Federal judges agreed Tuesday to grant the public more access to cases in which judges are disciplined by their colleagues.
Final orders on complaints about judges will be posted on appeals court Web sites and, in most cases, judges will be named if they have been sanctioned.
The changes were adopted by the Judicial Conference of the United States, a 27-judge body led by Chief Justice John Roberts that met Tuesday at the Supreme Court. The new rules take effect in 30 days.
Only a handful of the complaints that are filed annually against federal judges advance beyond a preliminary review. Five of the 841 complaints filed in the government spending year that ended Sept. 30 resulted in the formation of special investigative committees of judges to look into allegations against a colleague.
In one recent case, judges from the 5th U.S. Circuit Court of Appeals in New Orleans said there was evidence to support impeachment of U.S. District Judge G. Thomas Porteous Jr. for misconduct, including lying in bankruptcy court and accepting gifts from lawyers with cases before him.
The Judicial Conference will decide by September whether to recommend that the House consider impeaching Porteous, said Chief Judge Thomas Hogan of U.S. District Court in Washington, the chairman of the conference's executive committee.
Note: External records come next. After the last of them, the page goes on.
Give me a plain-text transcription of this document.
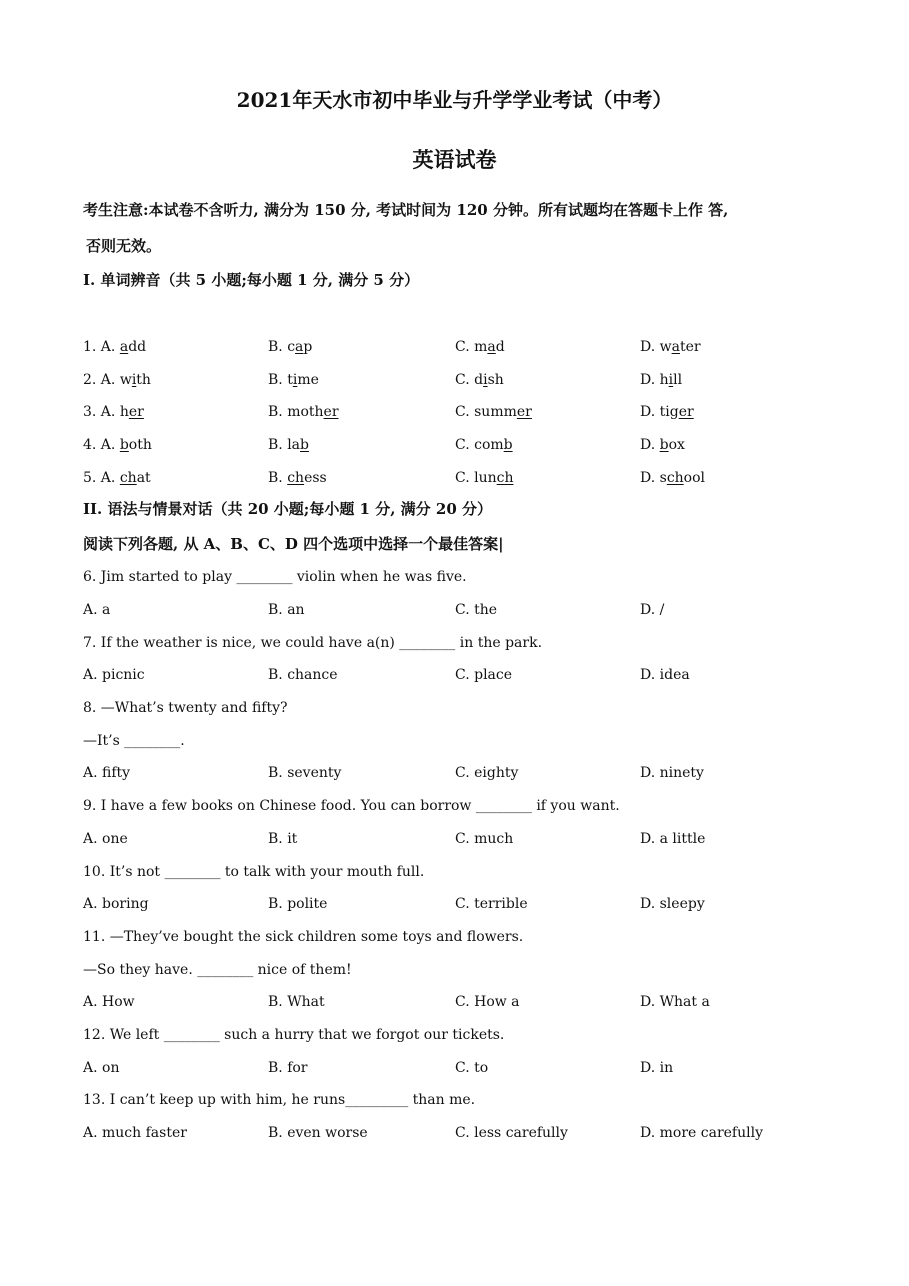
2021年天水市初中毕业与升学学业考试（中考）
英语试卷
考生注意:本试卷不含听力, 满分为 150 分, 考试时间为 120 分钟。所有试题均在答题卡上作 答,
否则无效。
I. 单词辨音（共 5 小题;每小题 1 分, 满分 5 分）
1. A. add	B. cap	C. mad	D. water
2. A. with	B. time	C. dish	D. hill
3. A. her	B. mother	C. summer	D. tiger
4. A. both	B. lab	C. comb	D. box
5. A. chat	B. chess	C. lunch	D. school
II. 语法与情景对话（共 20 小题;每小题 1 分, 满分 20 分）
阅读下列各题, 从 A、B、C、D 四个选项中选择一个最佳答案|
6. Jim started to play ________ violin when he was five.
A. a	B. an	C. the	D. /
7. If the weather is nice, we could have a(n) ________ in the park.
A. picnic	B. chance	C. place	D. idea
8. —What’s twenty and fifty?
—It’s ________.
A. fifty	B. seventy	C. eighty	D. ninety
9. I have a few books on Chinese food. You can borrow ________ if you want.
A. one	B. it	C. much	D. a little
10. It’s not ________ to talk with your mouth full.
A. boring	B. polite	C. terrible	D. sleepy
11. —They’ve bought the sick children some toys and flowers.
—So they have. ________ nice of them!
A. How	B. What	C. How a	D. What a
12. We left ________ such a hurry that we forgot our tickets.
A. on	B. for	C. to	D. in
13. I can’t keep up with him, he runs_________ than me.
A. much faster	B. even worse	C. less carefully	D. more carefully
The increased attention to allegations of improprieties by judges grew out of a report released in 2006 by a committee headed by Supreme Court Justice Stephen Breyer. The report found problems in the way judges have handled high-profile complaints against their colleagues.
On a separate matter, Hogan said judges oppose legislation that would tie a pay raise to a ban on most paid seminars for judges. Sen. Russell Feingold, D-Wis., attached the travel restrictions to the pay raise bill that passed the Senate Judiciary Committee in January.
"The way it's written is far too broad," said Hogan, noting that one commentator has remarked that under the proposal, "the Supreme Court could travel to Europe but not come back."